In the wee hours of Sunday morning, the Western Sydney Wanderers enjoyed one of the greatest moment in the history of Australian sport as they claimed victory in the Asian Champions League over Al-Hilal of Saudi Arabia.

But as the heroics of Ante Covic were visible for all to see, despite the best efforts of the home fans who were shining lasers in his face, there was one Australia in the crowd who was entirely conspicuous – Kate Durnell.

Kate Durnell with her father, Richard. (Photo by News Corp)

Durnell was one of just 14 Australian-based fans who traveled to Riyadh for the second leg of the final, with their beloved Wanderers holding a one goal advantage from the first leg at Parramatta Stadium. She was the only woman in the party.

Under strict Saudi law, even though Durnell is not a Saudi national – as a visitor, she is required to adhere to local law regarding women. She much be covered up and accompanied by a male family member at all times.

“I’ve had to buy an abaya, which is a dress, and a hijab,” she told the Parramatta Herald last week.
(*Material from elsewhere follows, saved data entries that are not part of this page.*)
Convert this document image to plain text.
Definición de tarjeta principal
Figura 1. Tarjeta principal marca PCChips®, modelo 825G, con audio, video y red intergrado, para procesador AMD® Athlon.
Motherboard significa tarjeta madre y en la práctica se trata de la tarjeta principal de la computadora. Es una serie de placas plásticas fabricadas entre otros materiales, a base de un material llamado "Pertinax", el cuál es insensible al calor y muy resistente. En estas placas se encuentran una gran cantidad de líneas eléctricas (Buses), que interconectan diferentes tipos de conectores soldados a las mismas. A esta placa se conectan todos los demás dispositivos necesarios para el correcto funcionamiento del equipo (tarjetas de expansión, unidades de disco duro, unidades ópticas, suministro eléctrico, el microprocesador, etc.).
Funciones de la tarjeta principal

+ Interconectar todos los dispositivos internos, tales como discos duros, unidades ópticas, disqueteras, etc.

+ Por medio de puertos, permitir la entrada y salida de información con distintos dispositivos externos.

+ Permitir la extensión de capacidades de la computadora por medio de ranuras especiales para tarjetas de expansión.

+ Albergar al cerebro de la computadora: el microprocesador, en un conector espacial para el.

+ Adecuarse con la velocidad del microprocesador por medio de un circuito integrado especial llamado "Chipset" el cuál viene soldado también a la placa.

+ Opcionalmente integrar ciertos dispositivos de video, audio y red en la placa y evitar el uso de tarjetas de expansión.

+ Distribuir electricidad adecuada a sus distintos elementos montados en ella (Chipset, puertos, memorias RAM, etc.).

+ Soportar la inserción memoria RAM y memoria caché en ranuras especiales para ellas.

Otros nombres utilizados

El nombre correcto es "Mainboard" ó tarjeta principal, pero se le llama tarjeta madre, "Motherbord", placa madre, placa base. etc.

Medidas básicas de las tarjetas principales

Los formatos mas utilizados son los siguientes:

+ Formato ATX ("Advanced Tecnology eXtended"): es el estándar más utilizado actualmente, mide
On top of her access to the country itself being very restrictive, the King Fahd International Stadium usually doesn’t offer access to women, and she had to seek special permission just to watch the game.

Which brings me to my point – the hoops in which people, especially women, have to jump through in strict Islamic countries are just bringing light to a far bigger issue; how women that are citizens of these countries are treated.

Just last month an Iranian woman was jailed for one year for attending a volleyball match. This is not an isolated incident. For the most part, women are treated appallingly.

During the Apartheid era in South Africa, other nations turned away in droves from competing in sporting events in or against South Africa. This was a move that seems completely understandable in hindsight – the treatment of blacks in that era was particularly heinous, in a country that has always struggled with racism.

But much like South Africa has always had a colour issue, certain parts of the Middle East have always had a problem with women. And instead of being strong and refusing to play ball, we are instead inviting some of the countries with the most appalling human rights records on the planet to take part in the 2015 Asian Cup – including Saudi Arabia, one of the only two countries (the other being Vatican City) that doesn’t allow women to vote.

To me, it doesn’t make sense. Especially in the football world, where the Australian women’s team has consistently been a shining light where the men have faltered. Change can only be facilitated with courageous decisions – and it could have been kick-started by turning some of these countries away from our shores…instead of welcoming them in and playing football with them.